ウクライナやガザでの停戦交渉が難航する一方で、従来敵対していたイランとは関係改善が進み、イラン外相が「相互理解が深まった」と発表しています。イランは、もともと米国やイスラエルとは敵対する一方、ロシアとは今年1月に包括的な戦略パートナーシップ協定で合意しており、先日、プーチン大統領がこの協定を批准しました。
こうした流れから、イランを介して米国とロシアが間接的に関係改善を図っているという見方もでき、国際情勢が大きく変化していることを感じます。
また、トランプ大統領はエルサルバドルのブケレ大統領とホワイトハウスで会談を行い、不法移民対策の一環として、米国内で拘束された不法移民の凶悪犯罪者をエルサルバドルの収容所に収監する措置を強化しています。この対策は米国民からの支持が高く、不法移民追放の結果、国内の犯罪率低下や雇用改善(失業保険申請の減少)につながっているという報告もあります。
最近の日米関係を見るたび再認識すること
イランと言えば、先日、イラン出身で日本に帰化した女性医師や製薬業界の方々とお話をする機会がありました。昨年7月に仙台で開催された第32回 日本乳癌学会 学術総会で基調講演を行った際に知り合った方々で、AIを活用した医工連携を進めるために起業の準備をしているとのことでした。

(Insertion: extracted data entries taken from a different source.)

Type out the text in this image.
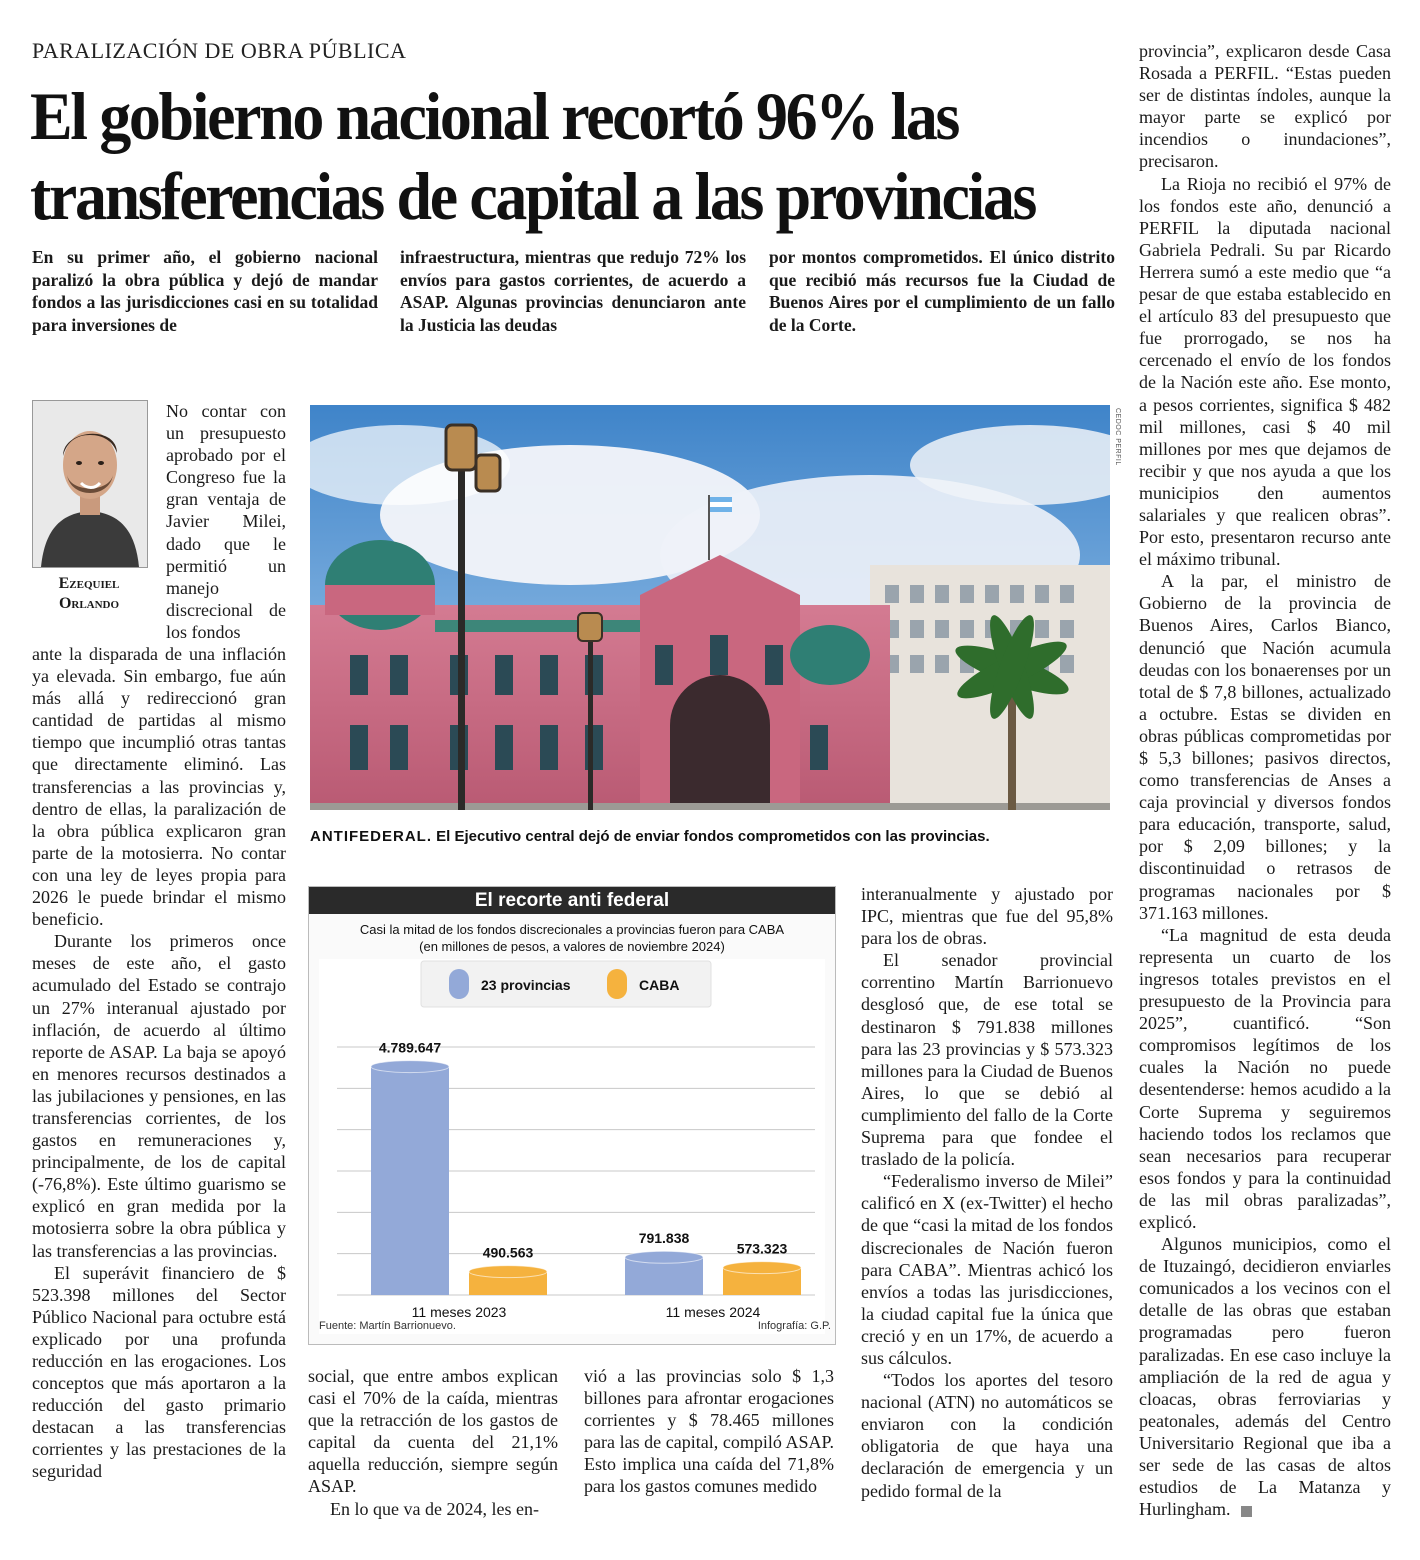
PARALIZACIÓN DE OBRA PÚBLICA
El gobierno nacional recortó 96% las
transferencias de capital a las provincias
En su primer año, el gobierno nacional paralizó la obra pública y dejó de mandar fondos a las jurisdicciones casi en su totalidad para inversiones de
infraestructura, mientras que redujo 72% los envíos para gastos corrientes, de acuerdo a ASAP. Algunas provincias denunciaron ante la Justicia las deudas
por montos comprometidos. El único distrito que recibió más recursos fue la Ciudad de Buenos Aires por el cumplimiento de un fallo de la Corte.
Ezequiel
Orlando
CEDOC PERFIL
ANTIFEDERAL. El Ejecutivo central dejó de enviar fondos comprometidos con las provincias.
El recorte anti federal
Casi la mitad de los fondos discrecionales a provincias fueron para CABA
(en millones de pesos, a valores de noviembre 2024)
23 provincias	CABA
4.789.647
490.563
11 meses 2023
791.838
573.323
11 meses 2024
Fuente: Martín Barrionuevo.	Infografía: G.P.

No contar con un presupuesto aprobado por el Congreso fue la gran ventaja de Javier Milei, dado que le permitió un manejo discrecional de los fondos

ante la disparada de una inflación ya elevada. Sin embargo, fue aún más allá y redireccionó gran cantidad de partidas al mismo tiempo que incumplió otras tantas que directamente eliminó. Las transferencias a las provincias y, dentro de ellas, la paralización de la obra pública explicaron gran parte de la motosierra. No contar con una ley de leyes propia para 2026 le puede brindar el mismo beneficio.

Durante los primeros once meses de este año, el gasto acumulado del Estado se contrajo un 27% interanual ajustado por inflación, de acuerdo al último reporte de ASAP. La baja se apoyó en menores recursos destinados a las jubilaciones y pensiones, en las transferencias corrientes, de los gastos en remuneraciones y, principalmente, de los de capital (-76,8%). Este último guarismo se explicó en gran medida por la motosierra sobre la obra pública y las transferencias a las provincias.

El superávit financiero de $ 523.398 millones del Sector Público Nacional para octubre está explicado por una profunda reducción en las erogaciones. Los conceptos que más aportaron a la reducción del gasto primario destacan a las transferencias corrientes y las prestaciones de la seguridad

social, que entre ambos explican casi el 70% de la caída, mientras que la retracción de los gastos de capital da cuenta del 21,1% aquella reducción, siempre según ASAP.

En lo que va de 2024, les en-

vió a las provincias solo $ 1,3 billones para afrontar erogaciones corrientes y $ 78.465 millones para las de capital, compiló ASAP. Esto implica una caída del 71,8% para los gastos comunes medido

interanualmente y ajustado por IPC, mientras que fue del 95,8% para los de obras.

El senador provincial correntino Martín Barrionuevo desglosó que, de ese total se destinaron $ 791.838 millones para las 23 provincias y $ 573.323 millones para la Ciudad de Buenos Aires, lo que se debió al cumplimiento del fallo de la Corte Suprema para que fondee el traslado de la policía.

“Federalismo inverso de Milei” calificó en X (ex-Twitter) el hecho de que “casi la mitad de los fondos discrecionales de Nación fueron para CABA”. Mientras achicó los envíos a todas las jurisdicciones, la ciudad capital fue la única que creció y en un 17%, de acuerdo a sus cálculos.

“Todos los aportes del tesoro nacional (ATN) no automáticos se enviaron con la condición obligatoria de que haya una declaración de emergencia y un pedido formal de la

provincia”, explicaron desde Casa Rosada a PERFIL. “Estas pueden ser de distintas índoles, aunque la mayor parte se explicó por incendios o inundaciones”, precisaron.

La Rioja no recibió el 97% de los fondos este año, denunció a PERFIL la diputada nacional Gabriela Pedrali. Su par Ricardo Herrera sumó a este medio que “a pesar de que estaba establecido en el artículo 83 del presupuesto que fue prorrogado, se nos ha cercenado el envío de los fondos de la Nación este año. Ese monto, a pesos corrientes, significa $ 482 mil millones, casi $ 40 mil millones por mes que dejamos de recibir y que nos ayuda a que los municipios den aumentos salariales y que realicen obras”. Por esto, presentaron recurso ante el máximo tribunal.

A la par, el ministro de Gobierno de la provincia de Buenos Aires, Carlos Bianco, denunció que Nación acumula deudas con los bonaerenses por un total de $ 7,8 billones, actualizado a octubre. Estas se dividen en obras públicas comprometidas por $ 5,3 billones; pasivos directos, como transferencias de Anses a caja provincial y diversos fondos para educación, transporte, salud, por $ 2,09 billones; y la discontinuidad o retrasos de programas nacionales por $ 371.163 millones.

“La magnitud de esta deuda representa un cuarto de los ingresos totales previstos en el presupuesto de la Provincia para 2025”, cuantificó. “Son compromisos legítimos de los cuales la Nación no puede desentenderse: hemos acudido a la Corte Suprema y seguiremos haciendo todos los reclamos que sean necesarios para recuperar esos fondos y para la continuidad de las mil obras paralizadas”, explicó.

Algunos municipios, como el de Ituzaingó, decidieron enviarles comunicados a los vecinos con el detalle de las obras que estaban programadas pero fueron paralizadas. En ese caso incluye la ampliación de la red de agua y cloacas, obras ferroviarias y peatonales, además del Centro Universitario Regional que iba a ser sede de las casas de altos estudios de La Matanza y Hurlingham.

彼女たちとの会話の中で、戦後の困難な時代にイランから日本へ原油を運ぶため、自社タンカーを送り出した出光興産の創業者、出光佐三のことを思い出しました。私は出光佐三とは少なからぬ縁があり(*)、最近の日米関係を見るたびに、日本人としての気概を取り戻すことの大切さを再認識しています。
先日のトランプ関税を巡る日米会談での赤澤亮正経済再生担当大臣の「格下の格下」発言や、MAGAの赤いキャップを被って悦に入っている同氏の姿にも、同じような思いを抱かずにはいられませんでした。